Was waren die ersten Veränderungen des Sozialstaates? 

A:

1839 Preußen

- Verbot der Kinderarbeit (waren durch schwere Arbeit unbrauchbar für die Armee) 

- Zuständigkeit der Wohn- und nicht der Geburtsgemeinde (nach einem Jahr, außer bei z.B. Flucht) 


- 1871 wurden die Regelungen auf das ganze Reichsgebiet übernommen


- 1883 Einführung der gesetzlichen Sozialversicherung 

(Krankenversicherung: Arbeitnehmer 2/3 und Arbeitgeber 1/3 bei bis zu 2000RM Jahresverdienst

Q:

Wie ist die Verteilung der Versicherungsbeiträge von Arbeitgeber und Arbeitnehmer? 

A:

Paritätisch: sie werden zu gleichen Teilen gezahlt. 
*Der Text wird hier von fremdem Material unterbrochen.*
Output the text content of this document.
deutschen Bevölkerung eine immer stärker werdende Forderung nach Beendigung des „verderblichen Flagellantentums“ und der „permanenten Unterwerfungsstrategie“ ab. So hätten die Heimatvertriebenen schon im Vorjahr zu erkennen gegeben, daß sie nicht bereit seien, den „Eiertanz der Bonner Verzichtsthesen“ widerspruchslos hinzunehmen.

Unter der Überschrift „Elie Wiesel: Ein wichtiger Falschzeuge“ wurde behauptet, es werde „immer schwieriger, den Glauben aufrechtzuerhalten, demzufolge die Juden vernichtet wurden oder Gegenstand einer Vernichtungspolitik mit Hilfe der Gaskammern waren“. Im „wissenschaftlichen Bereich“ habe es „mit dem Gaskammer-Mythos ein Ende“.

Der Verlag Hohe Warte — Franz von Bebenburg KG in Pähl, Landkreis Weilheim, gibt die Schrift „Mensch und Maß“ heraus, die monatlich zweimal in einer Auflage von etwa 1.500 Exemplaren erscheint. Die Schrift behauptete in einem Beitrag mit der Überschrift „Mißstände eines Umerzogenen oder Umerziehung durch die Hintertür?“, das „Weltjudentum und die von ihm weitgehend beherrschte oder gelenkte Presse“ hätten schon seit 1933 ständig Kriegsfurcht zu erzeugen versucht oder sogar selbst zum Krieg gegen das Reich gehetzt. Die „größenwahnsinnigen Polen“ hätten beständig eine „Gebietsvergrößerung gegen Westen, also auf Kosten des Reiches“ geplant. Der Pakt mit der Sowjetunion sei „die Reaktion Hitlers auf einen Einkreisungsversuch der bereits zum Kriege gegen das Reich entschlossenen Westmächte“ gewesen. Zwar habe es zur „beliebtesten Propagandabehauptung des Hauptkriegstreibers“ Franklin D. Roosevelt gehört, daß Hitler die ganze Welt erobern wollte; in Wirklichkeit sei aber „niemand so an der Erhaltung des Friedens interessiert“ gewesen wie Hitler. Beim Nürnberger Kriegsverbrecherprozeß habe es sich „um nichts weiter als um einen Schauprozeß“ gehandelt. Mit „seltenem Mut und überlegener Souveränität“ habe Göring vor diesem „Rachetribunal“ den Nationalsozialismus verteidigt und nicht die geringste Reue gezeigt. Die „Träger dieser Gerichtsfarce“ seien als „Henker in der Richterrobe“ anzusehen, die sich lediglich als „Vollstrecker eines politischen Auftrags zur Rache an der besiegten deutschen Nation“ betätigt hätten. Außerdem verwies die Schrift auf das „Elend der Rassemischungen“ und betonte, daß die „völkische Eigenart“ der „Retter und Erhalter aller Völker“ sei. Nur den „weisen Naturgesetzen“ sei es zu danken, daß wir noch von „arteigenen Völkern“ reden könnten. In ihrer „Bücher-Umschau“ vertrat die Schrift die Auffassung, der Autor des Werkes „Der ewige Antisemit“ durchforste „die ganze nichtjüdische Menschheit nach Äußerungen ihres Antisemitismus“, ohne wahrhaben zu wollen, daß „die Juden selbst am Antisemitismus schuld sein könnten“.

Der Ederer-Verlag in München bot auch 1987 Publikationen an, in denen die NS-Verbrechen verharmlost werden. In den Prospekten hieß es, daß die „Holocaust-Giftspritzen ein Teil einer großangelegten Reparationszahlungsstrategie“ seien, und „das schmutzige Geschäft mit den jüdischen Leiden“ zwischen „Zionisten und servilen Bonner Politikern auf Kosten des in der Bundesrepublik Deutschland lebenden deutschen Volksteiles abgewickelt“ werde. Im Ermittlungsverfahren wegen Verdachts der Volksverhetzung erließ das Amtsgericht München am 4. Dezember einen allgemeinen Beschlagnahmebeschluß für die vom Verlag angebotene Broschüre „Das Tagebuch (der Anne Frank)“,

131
Ausnahme: Die Unfallversicherung zahlt der Arbeitgeber

Q:

Was deckte die Krankenversicherung ab? 

A:

- Freie ärztliche Behandlung

- Freie Arzneimittel

- Kleinere Hilfsmittel 

- Krankengeld ab dem 3. Tag in Höhe von 50% des Lohnes (Höchstdauer 26 Wochen) 

- Sterbegeld in Höhe des 20fachen Lohns (einmalig) 

- Wöchnerinnenunterstützung für vier Wochen nach Niederkunft


Zuvor Pflege Zuhause! 

Q:

1884 Einführung der Unfallversicherung

A:

Arbeitgeber zahlt die Versicherung, da er den Arbeitsplatz stellt und alles dafür tun muss, das dem Arbeitnehmer nicht passiert. 

Zuvor galt das Verursacherprinzip. 


Bei einem Unfall lag es an einem Selbst zu schauen wie man nach Hause kommt und dort gepflegt wird. 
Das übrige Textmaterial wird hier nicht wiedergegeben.